An hour away from Minneapolis, a wild soaring sculpture rises from the campus of Saint John’s University, just across the interstate from Collegeville, Minnesota, population 3,000. This tilting, concrete structure, 112 feet tall and known as the Bell Banner, stands in front of Saint John’s Abbey, a monumental church completed in 1961 by the modernist architect and designer Marcel Breuer. According to I. M. Pei, the church would be considered one of the most famous architectural works of the 20th century—were it not located on this isolated northern plain. But part of its obscurity surely has to do with the architect himself.
The Hungarian-born Breuer designed more than 70 houses and created such iconic structures as UNESCO’s headquarters in Paris and the Atlanta-Fulton Central Library. His furniture, such as the Wassily chair (created when he was a student at the Bauhaus), is still much sought after. But after his death in 1981, Breuer became almost a forgotten man.
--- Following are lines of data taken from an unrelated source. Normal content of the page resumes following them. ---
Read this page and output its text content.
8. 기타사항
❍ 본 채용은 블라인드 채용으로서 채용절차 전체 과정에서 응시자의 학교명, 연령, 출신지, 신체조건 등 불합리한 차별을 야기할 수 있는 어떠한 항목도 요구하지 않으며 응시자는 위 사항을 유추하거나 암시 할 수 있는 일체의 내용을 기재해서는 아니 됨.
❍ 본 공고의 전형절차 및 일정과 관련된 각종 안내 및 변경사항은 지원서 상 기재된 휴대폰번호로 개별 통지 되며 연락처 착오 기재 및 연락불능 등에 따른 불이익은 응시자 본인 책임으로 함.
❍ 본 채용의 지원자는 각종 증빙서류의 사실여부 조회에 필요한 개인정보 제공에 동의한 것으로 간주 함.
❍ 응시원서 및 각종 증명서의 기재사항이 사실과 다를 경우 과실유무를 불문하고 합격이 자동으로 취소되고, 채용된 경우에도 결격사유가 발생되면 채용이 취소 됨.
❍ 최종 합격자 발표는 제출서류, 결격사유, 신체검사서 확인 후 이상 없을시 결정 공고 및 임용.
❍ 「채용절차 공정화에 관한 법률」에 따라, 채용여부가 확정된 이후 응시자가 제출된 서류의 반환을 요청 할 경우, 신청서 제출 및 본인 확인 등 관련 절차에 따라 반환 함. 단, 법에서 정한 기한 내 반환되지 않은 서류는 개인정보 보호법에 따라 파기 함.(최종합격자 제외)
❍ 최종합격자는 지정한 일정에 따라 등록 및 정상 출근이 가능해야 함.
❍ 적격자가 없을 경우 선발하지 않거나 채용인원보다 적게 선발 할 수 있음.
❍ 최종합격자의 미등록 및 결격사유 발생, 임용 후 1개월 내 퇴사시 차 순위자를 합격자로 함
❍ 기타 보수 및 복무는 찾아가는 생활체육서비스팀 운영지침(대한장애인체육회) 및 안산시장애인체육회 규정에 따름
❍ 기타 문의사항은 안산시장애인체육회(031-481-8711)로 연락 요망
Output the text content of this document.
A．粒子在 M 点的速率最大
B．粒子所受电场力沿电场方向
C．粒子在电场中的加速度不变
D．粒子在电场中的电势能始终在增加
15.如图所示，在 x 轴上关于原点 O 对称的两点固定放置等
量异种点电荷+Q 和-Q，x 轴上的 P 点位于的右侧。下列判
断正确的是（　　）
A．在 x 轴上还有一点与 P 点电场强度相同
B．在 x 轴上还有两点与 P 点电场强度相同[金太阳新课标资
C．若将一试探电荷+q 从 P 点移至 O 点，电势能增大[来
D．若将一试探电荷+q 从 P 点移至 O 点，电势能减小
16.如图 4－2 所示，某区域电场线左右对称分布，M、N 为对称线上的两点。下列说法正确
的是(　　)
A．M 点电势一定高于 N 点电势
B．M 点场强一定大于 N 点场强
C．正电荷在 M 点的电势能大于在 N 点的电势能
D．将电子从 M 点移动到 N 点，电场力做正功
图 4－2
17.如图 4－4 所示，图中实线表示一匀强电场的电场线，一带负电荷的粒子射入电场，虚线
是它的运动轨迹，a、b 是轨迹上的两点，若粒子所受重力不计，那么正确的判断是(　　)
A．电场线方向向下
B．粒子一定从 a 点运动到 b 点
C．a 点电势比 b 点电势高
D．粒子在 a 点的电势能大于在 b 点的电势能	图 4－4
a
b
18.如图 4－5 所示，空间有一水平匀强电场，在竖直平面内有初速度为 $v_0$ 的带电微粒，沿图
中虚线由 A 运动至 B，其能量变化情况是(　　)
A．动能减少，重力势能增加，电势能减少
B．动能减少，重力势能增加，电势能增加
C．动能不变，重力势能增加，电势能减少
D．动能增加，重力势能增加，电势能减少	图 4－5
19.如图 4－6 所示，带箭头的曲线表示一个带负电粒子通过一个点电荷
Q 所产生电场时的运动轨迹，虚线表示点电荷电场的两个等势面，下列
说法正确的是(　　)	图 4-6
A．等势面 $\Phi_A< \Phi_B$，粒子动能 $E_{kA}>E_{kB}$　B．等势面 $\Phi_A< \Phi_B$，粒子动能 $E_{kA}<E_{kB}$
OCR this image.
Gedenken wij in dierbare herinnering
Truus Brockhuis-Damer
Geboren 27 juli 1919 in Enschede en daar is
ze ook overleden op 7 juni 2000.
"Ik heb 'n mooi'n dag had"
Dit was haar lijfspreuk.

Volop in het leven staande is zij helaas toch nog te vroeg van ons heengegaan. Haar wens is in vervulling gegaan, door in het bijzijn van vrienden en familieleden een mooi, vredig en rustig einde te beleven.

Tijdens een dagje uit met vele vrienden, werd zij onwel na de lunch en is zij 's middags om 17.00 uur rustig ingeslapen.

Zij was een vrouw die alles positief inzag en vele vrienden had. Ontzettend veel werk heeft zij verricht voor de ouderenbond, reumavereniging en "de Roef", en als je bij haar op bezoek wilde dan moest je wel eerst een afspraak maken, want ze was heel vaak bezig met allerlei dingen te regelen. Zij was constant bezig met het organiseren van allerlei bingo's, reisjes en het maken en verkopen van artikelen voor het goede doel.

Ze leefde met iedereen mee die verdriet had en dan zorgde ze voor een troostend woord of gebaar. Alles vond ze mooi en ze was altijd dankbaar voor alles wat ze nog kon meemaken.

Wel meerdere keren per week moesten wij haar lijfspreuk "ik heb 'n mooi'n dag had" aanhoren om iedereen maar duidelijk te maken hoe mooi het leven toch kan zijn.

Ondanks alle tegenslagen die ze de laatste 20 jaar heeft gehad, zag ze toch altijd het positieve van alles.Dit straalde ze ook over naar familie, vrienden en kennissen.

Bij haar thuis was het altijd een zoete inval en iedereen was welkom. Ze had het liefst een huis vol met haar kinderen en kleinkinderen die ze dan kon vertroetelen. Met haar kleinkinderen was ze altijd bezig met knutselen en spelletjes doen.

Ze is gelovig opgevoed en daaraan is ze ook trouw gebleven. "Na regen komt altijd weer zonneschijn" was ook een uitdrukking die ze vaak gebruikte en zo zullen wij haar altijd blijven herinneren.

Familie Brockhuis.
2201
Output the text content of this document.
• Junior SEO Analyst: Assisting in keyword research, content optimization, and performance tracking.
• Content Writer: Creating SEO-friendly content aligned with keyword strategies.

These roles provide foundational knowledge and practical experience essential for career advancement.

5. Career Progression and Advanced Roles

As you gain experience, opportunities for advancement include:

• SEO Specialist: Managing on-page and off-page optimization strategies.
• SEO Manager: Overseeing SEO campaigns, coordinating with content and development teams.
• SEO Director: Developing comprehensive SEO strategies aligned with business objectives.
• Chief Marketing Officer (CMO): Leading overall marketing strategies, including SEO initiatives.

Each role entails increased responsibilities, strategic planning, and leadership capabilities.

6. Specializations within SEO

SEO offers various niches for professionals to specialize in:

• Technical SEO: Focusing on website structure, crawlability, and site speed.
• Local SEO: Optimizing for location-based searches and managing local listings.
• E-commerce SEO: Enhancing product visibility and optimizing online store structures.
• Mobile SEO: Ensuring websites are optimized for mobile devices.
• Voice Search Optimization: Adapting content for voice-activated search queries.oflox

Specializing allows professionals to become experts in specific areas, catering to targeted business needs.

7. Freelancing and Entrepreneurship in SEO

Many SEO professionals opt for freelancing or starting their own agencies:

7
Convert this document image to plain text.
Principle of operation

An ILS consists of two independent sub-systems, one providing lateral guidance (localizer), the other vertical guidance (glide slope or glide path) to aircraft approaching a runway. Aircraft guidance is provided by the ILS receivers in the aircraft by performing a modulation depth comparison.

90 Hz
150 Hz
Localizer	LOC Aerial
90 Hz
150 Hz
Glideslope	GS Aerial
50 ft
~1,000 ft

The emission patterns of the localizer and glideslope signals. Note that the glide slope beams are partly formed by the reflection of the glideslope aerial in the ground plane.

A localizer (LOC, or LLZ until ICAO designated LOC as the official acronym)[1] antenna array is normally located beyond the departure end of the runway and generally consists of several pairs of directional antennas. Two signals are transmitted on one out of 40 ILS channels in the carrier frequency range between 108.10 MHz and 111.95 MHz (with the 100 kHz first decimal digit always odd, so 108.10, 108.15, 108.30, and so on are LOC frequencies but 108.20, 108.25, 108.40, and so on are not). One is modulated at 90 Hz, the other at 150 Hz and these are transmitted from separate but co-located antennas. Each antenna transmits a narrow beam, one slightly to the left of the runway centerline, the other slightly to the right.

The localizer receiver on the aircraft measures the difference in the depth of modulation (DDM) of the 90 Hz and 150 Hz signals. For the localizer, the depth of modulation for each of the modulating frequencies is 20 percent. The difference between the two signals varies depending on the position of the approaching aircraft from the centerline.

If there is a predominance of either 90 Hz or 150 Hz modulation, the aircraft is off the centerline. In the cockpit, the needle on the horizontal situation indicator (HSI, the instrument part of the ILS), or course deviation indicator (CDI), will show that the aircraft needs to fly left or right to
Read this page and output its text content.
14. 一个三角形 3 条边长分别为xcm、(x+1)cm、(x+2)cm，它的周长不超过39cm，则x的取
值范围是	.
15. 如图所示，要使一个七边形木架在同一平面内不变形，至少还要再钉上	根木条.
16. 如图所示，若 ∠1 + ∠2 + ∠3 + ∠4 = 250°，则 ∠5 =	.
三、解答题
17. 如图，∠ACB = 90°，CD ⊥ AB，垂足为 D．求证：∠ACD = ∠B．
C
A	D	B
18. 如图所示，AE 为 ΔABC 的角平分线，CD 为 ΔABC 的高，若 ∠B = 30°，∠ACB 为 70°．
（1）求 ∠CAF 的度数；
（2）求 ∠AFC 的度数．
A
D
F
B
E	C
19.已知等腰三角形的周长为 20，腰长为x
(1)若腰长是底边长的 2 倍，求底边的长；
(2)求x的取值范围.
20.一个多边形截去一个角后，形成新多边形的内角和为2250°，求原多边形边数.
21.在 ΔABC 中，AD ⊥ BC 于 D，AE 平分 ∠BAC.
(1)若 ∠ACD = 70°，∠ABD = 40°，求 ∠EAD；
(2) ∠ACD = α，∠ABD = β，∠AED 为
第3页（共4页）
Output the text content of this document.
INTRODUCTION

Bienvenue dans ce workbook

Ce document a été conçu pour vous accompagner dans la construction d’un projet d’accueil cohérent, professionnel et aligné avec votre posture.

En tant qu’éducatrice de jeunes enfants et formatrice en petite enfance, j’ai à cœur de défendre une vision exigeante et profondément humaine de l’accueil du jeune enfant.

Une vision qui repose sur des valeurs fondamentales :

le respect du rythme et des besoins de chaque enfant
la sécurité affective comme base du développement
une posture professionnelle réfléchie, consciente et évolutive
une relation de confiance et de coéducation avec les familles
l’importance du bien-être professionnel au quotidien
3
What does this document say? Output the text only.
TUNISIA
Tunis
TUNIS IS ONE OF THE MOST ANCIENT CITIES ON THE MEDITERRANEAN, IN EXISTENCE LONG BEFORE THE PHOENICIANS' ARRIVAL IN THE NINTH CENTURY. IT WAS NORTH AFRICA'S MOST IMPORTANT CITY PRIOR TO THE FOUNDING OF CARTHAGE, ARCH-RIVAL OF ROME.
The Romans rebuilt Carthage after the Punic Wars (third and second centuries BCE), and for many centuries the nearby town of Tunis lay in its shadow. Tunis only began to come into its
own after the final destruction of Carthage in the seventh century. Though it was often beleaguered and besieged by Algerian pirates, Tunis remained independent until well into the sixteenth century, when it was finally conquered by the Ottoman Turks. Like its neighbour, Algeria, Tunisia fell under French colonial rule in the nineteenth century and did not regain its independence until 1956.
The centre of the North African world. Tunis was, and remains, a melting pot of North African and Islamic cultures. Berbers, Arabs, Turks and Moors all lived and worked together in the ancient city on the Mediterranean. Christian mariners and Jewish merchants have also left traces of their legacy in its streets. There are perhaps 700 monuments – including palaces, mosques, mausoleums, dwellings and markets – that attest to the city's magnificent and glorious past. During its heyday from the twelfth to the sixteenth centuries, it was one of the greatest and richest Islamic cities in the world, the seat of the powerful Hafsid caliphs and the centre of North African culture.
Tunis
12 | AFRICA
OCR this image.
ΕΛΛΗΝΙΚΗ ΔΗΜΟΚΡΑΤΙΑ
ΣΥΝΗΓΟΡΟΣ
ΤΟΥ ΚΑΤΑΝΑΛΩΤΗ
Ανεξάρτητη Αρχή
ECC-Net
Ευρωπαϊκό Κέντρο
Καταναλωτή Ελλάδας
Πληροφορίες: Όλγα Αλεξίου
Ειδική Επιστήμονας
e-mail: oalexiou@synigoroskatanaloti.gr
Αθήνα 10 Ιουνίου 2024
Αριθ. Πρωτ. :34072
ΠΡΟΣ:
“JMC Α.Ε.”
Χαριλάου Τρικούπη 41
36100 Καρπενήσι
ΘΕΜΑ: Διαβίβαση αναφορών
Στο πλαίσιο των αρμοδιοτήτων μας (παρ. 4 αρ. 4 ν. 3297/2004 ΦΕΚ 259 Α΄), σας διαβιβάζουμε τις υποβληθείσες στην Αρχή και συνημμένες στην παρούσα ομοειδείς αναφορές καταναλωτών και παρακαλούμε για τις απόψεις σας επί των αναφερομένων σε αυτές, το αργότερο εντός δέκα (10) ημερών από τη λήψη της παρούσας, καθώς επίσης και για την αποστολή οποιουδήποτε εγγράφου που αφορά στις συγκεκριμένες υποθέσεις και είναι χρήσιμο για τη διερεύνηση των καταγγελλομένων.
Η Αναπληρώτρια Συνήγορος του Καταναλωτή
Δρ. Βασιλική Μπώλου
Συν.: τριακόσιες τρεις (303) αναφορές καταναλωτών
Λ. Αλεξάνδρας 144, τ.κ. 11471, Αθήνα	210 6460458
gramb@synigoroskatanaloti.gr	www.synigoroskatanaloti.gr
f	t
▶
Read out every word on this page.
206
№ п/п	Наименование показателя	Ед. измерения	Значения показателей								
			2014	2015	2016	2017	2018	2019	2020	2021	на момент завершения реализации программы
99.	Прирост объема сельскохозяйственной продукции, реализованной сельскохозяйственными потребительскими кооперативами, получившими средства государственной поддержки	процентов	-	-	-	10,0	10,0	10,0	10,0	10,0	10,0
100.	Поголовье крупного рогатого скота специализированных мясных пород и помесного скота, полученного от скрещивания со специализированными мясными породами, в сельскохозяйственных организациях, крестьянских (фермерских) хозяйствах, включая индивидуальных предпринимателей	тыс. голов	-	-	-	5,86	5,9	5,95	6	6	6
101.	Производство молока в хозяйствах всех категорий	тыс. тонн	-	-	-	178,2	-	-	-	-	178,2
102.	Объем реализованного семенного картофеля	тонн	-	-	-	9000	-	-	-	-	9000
These days, however, he is enjoying a resurgence. A new book on the architect by Robert McCarter is forthcoming, and in New York the museum formerly known as the Whitney has reopened to acclaim as the Met Breuer, housing works from the Metropolitan Museum’s modern and contemporary collections. Breuer designed the Whitney’s concrete edifice on East 75th and Madison Avenue in 1966. Walking through its elegant galleries not long ago, admiring the trapezoidal windows and gorgeous slate floors, I wondered how Breuer ever fell from grace to begin with.
In the 1950s, Breuer moved away from glass façades, a signature element of the International Style, in favor of precast or prefabricated concrete. The advantages of concrete were considerable. It could be used for the walls as well as the support for a building. Heating and plumbing could be buried inside. Best of all, it could be sculpted.
Breuer came to believe that an architect’s “moral duty” was to design structures that showed off the reasons for their existence. And there was a further philosophical bent to his method as exemplified in his approach to Saint John’s Abbey: “How much we will be affected by the building, how much it will signify its reverent purpose will depend on the courage it manifests in facing the ancient task: to defeat gravity and to lift the material to great heights, over great spans—to render the enclosed space a part of infinite space.” Breuer became convinced that concrete would enable him to realize this dream, especially at Saint John’s Abbey.
Built for members of what was then the largest Benedictine order in the world, the church today accommodates 1,700 worshippers and seats a choir of 300. In front stands the high campanile, the Bell Banner, as Breuer dubbed it, inspired by banners flown in religious processions. At its 100-foot-wide top, he carved out a rectangular opening for a large cross. Five large bells sit on a platform below, and the entire concrete panel—his ode to cubism—is perched on four concrete arches. In all, 2,500 tons of concrete went into its making. His ability to mold this material is evident throughout the church, no more so than on its lofty side walls, where a series of Vs fold into each other.
Breuer wasn’t the only architect expressively using concrete in the mid-20th century. Louis Kahn, Paul Rudolph, and others were heralded for their experiments in the form. But the public would turn against the explosion of concrete structures, against what detractors called Brutalist architecture.
As his career progressed, Breuer’s devotion to the material led to his falling out of favor. It did not help that one of his most-talked-about later commissions was a tower to be placed atop Grand Central Terminal in New York. The project provoked an outcry, and the ensuing campaign to preserve the original structure, with Jacqueline Onassis among the loudest voices, became a popular cause. McCarter has said that Breuer felt “personally burned by everyone who turned against” the project.
In the Met Breuer, the scale of the galleries and the quiet, monumental feeling exuded by its concrete walls allow for extraordinary spaces in which to contemplate art—something rare in museums today. There is an almost palpable spiritual feeling, similar to what the worshippers inside Saint John’s Abbey (“without doubt Breuer’s finest building,” McCarter said) must sense to an even greater degree. Indeed, Breuer’s expressive concrete structures can evoke a deeply powerful response in those willing to experience them on their own terms. Few architects, it seems, are more deserving of a comeback.